Dış politikada nefes
Suudi Arabistan, veliaht prensinin kontrolünde yaşadığı dış ve iç politik değişimle, birçok müttefikini kaybetti. Katar ambargosu, Fas ile yaşadığı kriz, Cezayir’de cumhurbaşkanı tarafından karşılanmayışı, Kaşıkçı cinayeti ve bölgesel birçok aktörle yaşadığı krizler, Suudi Arabistan’ı bölgede ve uluslararası arenada yalnızlaştırıyor ve ABD’ye daha bağımlı kılıyor.
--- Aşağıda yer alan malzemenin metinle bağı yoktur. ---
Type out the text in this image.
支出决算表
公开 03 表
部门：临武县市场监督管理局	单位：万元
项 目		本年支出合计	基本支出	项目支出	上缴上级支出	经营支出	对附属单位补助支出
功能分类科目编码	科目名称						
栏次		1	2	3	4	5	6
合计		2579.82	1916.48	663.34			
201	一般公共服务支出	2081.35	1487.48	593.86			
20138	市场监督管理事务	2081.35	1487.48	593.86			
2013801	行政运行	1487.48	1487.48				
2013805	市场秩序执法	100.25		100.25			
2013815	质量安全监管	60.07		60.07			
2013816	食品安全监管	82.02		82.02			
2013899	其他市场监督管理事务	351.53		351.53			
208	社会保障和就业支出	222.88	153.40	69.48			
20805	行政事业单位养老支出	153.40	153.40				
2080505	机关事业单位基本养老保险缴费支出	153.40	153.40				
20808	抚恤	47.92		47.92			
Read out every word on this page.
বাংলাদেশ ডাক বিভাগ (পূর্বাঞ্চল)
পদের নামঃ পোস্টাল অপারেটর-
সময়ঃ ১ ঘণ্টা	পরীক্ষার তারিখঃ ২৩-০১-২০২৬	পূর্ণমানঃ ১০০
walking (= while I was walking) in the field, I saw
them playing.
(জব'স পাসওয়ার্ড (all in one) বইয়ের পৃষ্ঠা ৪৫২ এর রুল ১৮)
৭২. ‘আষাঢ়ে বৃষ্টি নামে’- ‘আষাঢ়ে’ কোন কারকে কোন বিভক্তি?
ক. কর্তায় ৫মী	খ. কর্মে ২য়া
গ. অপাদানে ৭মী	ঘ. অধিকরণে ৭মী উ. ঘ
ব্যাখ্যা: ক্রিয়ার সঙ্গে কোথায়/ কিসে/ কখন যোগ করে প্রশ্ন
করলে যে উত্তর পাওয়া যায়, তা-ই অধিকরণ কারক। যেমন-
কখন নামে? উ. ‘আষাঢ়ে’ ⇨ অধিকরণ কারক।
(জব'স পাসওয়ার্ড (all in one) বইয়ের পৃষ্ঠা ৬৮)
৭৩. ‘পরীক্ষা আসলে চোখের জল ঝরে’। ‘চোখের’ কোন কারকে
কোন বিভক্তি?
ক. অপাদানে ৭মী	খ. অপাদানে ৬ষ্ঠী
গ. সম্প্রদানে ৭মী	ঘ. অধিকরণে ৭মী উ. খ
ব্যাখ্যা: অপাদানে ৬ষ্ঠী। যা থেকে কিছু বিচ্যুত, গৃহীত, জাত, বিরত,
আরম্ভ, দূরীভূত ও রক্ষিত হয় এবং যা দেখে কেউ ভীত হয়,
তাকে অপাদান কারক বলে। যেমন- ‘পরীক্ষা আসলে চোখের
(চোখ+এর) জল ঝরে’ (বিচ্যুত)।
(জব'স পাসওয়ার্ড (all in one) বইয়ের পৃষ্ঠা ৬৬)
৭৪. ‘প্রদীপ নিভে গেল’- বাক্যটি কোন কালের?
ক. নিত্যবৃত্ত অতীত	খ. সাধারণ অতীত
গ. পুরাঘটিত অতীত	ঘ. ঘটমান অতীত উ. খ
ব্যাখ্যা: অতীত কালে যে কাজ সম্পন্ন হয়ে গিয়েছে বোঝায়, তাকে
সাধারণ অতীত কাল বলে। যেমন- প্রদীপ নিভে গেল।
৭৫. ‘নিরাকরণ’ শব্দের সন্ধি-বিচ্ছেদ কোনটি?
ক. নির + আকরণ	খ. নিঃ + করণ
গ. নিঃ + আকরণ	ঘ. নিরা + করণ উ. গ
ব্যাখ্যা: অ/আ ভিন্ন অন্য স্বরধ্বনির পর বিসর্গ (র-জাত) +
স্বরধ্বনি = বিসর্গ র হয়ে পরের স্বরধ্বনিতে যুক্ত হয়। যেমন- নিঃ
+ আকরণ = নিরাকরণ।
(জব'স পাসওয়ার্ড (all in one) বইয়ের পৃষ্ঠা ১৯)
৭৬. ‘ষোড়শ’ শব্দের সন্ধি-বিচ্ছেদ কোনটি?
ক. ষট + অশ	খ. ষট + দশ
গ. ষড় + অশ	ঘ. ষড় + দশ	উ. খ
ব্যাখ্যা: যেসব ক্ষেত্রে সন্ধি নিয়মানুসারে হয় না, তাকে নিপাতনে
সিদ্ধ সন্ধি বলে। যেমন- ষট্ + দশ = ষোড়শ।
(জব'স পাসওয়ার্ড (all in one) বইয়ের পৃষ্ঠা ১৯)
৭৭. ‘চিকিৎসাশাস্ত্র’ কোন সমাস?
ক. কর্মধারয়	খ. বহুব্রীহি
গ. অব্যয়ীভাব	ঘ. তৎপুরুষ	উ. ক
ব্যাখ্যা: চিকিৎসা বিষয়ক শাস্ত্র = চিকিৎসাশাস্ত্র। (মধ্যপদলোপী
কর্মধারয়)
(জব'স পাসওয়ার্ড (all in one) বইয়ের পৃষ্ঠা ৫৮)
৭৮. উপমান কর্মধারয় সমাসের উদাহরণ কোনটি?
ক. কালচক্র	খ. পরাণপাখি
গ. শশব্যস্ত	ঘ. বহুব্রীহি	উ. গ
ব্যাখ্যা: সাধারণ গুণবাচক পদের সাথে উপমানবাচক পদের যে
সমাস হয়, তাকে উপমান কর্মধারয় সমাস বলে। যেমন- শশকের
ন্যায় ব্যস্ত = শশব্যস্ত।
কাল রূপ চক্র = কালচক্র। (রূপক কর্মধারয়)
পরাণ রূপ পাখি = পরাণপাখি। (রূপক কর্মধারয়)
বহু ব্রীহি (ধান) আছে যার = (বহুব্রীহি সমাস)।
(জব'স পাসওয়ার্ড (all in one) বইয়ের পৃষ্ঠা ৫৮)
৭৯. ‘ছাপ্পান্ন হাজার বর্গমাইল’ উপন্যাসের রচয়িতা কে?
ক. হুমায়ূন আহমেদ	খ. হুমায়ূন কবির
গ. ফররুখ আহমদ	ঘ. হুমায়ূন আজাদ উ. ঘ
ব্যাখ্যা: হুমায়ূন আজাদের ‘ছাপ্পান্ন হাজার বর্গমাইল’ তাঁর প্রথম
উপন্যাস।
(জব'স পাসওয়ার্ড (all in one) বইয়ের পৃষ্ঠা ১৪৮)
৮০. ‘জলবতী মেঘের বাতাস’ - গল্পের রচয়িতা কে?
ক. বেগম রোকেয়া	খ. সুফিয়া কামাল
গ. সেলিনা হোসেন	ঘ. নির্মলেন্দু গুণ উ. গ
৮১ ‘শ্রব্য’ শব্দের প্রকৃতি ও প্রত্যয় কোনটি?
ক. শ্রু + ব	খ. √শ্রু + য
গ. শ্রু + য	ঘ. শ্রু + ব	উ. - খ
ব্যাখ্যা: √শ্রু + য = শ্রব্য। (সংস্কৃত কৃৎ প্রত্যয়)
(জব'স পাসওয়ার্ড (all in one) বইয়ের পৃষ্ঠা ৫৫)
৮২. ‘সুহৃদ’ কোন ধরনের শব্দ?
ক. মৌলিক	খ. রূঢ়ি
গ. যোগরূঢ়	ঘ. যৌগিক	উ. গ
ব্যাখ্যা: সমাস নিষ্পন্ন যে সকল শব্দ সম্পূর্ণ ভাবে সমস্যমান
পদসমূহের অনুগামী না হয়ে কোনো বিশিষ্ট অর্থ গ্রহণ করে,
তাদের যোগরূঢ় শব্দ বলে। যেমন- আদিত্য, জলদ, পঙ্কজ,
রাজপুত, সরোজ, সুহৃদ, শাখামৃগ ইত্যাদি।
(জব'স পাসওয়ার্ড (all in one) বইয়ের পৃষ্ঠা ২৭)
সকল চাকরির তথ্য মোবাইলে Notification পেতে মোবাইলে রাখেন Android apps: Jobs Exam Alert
Bu açmazdan kurtulmak, dış politikadaki aktörleri çeşitlendirmek ve işbirliği alanlarını genişletmek isteyen Muhammed bin Selman Asya kozuyla Batı dışındaki ülkelerle stratejik ilişkileri geliştirmek istiyor. Dolayısıyla Muhammed bin Selman zedelenen imajını Asya ülkeleriyle yakınlaşarak tazelemek istiyor. Ayrıca ekonomik olarak gittikçe önemi artan Asya bölgesi prensin 2030 vizyonu açısından da önemli. Prensin Asya kozu aynı zamanda bölgesel güç mücadelesine girdiği İran’ı sınırlandırmayı da hedefliyor.